The Fed Partners with SVB to Tame InflationInvesting Insights
By Ben Dolan
Wednesday afternoon concluded the most anticipated meeting by the Federal Reserve since Jerome Powell and the FOMC began raising rates in March of 2022. In the face of severe apprehension about the financial system following the lightening-fast failure of Silicon Valley Bank (SVB) and subsequent turmoil at Signature Bank, the Fed raised the fed funds target rate by 25 basis points, setting the upper limit of the range to 5%.
Prognosticators couldn’t find a consensus prior to the meeting. Many were betting on a pause, others were forecasting a cut, while some concluded (correctly) that the fed would raise rates to varying degrees. Powell received numerous questions about the health of the financial system during the meeting (and left most journalists with more questions than answers) but steered the conversation toward inflation. In February, as reported by the Bureau of Labor Statistics, the Consumer Price Index rose .4%, seasonally adjusted, versus the prior month, and 6% for the prior 12 months, not seasonally adjusted.

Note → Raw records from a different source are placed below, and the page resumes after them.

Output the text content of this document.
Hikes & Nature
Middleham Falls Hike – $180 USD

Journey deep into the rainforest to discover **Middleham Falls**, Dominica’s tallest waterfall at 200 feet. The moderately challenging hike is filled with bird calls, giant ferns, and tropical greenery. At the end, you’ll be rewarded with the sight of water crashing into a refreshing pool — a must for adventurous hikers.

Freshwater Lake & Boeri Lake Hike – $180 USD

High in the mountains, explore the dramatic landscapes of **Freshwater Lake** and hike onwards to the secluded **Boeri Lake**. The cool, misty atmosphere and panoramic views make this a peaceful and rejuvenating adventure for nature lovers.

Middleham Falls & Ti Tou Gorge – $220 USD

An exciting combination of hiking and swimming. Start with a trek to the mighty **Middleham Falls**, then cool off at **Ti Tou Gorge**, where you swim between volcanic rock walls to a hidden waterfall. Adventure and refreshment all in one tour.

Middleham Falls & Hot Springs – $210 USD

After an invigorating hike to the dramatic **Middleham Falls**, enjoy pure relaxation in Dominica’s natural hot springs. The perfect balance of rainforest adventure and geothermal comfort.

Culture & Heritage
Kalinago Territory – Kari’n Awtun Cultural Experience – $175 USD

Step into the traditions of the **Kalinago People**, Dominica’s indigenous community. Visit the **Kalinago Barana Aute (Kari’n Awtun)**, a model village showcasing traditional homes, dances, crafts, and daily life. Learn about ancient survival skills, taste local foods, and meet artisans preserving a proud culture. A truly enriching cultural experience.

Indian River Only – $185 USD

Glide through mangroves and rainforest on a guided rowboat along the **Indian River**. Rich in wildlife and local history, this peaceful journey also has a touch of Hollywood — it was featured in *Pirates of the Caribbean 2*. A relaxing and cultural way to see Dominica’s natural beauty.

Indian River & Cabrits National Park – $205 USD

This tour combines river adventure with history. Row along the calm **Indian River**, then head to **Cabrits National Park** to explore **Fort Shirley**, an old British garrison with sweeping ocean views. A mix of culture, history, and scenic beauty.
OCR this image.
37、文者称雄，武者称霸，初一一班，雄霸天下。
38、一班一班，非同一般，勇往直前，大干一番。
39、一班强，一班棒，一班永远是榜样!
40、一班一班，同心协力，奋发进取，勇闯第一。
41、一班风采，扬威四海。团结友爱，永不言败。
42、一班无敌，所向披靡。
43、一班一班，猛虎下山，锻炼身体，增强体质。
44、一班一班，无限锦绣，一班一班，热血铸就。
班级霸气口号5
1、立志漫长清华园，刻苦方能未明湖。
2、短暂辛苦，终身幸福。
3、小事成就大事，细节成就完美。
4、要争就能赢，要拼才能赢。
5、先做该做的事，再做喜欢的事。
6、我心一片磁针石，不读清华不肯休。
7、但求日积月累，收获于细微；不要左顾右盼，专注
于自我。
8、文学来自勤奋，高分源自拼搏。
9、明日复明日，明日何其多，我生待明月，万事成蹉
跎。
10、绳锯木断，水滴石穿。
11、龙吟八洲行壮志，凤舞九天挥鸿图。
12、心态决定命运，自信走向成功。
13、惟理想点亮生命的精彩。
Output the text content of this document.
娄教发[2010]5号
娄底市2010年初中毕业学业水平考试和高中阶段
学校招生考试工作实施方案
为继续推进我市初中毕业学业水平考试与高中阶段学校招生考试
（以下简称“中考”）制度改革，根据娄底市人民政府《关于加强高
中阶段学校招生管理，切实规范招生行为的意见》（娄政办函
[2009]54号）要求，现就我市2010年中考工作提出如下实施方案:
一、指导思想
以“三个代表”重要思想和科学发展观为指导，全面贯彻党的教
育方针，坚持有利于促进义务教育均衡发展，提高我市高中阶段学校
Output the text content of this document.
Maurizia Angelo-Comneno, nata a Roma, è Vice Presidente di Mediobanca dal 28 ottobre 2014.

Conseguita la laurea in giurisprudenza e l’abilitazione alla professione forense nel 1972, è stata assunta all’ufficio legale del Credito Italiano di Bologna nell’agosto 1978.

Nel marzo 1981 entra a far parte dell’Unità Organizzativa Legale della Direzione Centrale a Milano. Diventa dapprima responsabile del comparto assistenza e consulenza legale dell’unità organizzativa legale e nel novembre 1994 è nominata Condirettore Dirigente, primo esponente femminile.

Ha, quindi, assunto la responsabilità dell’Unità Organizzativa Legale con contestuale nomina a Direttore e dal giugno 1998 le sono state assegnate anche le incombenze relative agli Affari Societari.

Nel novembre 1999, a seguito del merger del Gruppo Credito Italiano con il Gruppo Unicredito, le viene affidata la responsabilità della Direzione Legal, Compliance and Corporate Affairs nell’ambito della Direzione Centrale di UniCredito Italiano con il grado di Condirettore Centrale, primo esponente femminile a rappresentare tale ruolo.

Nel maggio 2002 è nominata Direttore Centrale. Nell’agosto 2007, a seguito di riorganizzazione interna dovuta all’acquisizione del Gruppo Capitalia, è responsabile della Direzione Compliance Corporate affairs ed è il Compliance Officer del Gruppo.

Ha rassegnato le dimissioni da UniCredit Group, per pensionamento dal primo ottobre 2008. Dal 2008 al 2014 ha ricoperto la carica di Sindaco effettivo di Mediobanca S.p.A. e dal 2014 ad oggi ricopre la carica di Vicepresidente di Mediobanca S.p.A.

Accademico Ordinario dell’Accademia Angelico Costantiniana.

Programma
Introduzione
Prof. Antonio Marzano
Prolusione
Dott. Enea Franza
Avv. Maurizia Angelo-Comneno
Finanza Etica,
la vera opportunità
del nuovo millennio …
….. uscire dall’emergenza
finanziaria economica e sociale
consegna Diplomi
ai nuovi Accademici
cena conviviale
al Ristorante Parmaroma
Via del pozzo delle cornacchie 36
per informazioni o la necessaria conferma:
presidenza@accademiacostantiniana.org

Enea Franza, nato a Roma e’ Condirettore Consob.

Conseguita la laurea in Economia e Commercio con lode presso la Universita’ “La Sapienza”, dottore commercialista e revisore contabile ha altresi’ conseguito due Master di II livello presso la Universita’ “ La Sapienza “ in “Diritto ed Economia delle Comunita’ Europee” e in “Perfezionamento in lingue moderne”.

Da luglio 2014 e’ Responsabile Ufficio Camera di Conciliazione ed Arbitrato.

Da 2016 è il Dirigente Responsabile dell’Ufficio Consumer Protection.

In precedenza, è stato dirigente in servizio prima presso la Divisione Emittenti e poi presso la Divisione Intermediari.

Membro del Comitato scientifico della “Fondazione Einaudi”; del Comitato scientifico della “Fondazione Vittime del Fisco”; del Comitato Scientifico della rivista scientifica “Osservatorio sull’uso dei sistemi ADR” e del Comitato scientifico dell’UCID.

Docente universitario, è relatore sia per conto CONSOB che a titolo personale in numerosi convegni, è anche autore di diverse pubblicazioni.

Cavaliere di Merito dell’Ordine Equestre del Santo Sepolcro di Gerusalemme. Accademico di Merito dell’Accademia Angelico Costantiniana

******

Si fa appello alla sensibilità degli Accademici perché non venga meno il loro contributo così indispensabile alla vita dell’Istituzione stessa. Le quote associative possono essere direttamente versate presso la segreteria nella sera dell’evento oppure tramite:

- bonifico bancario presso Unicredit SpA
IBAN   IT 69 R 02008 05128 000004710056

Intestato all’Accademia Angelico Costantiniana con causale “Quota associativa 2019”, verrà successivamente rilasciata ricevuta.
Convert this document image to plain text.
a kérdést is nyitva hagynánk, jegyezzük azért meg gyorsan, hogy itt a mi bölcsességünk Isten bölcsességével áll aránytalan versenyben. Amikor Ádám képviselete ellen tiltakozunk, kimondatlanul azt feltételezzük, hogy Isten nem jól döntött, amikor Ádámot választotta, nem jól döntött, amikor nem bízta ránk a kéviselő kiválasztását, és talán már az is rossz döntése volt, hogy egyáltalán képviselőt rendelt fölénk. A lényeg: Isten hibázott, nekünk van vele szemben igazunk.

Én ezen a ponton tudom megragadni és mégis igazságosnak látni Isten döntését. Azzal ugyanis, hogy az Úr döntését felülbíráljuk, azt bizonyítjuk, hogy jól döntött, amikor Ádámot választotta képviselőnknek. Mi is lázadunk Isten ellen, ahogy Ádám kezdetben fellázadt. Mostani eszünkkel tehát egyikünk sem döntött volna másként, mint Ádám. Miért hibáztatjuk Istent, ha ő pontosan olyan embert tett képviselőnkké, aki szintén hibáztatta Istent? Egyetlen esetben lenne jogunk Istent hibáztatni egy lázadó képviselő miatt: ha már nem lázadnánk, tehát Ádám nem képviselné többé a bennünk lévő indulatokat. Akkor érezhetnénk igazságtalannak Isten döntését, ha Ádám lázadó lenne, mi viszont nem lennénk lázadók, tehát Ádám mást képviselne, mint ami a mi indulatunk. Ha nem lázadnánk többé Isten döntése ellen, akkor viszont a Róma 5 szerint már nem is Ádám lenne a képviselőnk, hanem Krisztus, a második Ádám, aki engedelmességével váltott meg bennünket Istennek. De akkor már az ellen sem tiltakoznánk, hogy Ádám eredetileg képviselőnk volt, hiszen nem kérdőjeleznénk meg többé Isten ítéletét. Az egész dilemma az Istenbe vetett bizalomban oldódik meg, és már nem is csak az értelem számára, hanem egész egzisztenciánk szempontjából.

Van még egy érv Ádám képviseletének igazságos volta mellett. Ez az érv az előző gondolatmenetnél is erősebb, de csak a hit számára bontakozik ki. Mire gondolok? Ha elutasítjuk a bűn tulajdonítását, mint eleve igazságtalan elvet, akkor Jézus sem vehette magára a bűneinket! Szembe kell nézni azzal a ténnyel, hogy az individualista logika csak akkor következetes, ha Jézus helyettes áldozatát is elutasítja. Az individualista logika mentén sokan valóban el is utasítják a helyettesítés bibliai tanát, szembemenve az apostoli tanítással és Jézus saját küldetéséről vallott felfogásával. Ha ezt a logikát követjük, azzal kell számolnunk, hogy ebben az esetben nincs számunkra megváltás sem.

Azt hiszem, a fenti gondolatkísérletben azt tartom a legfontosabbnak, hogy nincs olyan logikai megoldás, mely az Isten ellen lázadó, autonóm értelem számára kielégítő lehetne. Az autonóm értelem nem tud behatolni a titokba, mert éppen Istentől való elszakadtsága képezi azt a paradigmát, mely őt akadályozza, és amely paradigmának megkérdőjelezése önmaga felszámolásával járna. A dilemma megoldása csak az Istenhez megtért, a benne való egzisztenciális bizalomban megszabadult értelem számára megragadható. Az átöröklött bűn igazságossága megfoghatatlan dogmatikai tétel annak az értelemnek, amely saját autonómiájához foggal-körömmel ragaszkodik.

Still caught off-guard by inflation initially described as transitory, the Fed is attempting to meet one of its two core mandates: stable prices (inflation target of 2%). In explaining the 25 basis point rise in the target rate, Chairman Powell stated that the failure of SVB and concerns about the baking industry generally are likely to tighten lending standards and slow the economy, providing the Fed with some help. Hard to know for sure, but he may be correct (or perhaps the government is incentivizing more risk by backing depositors?).
What is known for sure, as reported by the AP and various other outlets, is that the Fed lent $300 billion using emergency powers to a number of banks, $146 billion of which went to SVB and Signature Bank to ensure depositors are made whole. Right or wrong, the federal government seems intent on ensuring all depositors of any amount are insured at institutions they deem to be a systemic risk to the financial system.
While it’s hard to say whether contagion has subsided (all banks are taking a close look at their balance sheet with regulators looking over their shoulders), the flight to safety has begun. According to Marketwatch.com, yields on the US Treasury 2-year note slipped from 4.8% one month ago to 3.7% today. One-month t-bills have seen a similar decline.
As always, we’re keeping an eye on this while maintaining our focus on core investing principles of a belief in the power of markets, broad diversification, and controlling costs. Markets incorporate information incredibly quickly (as seen the past few weeks), and we continue to believe in their efficacy through time.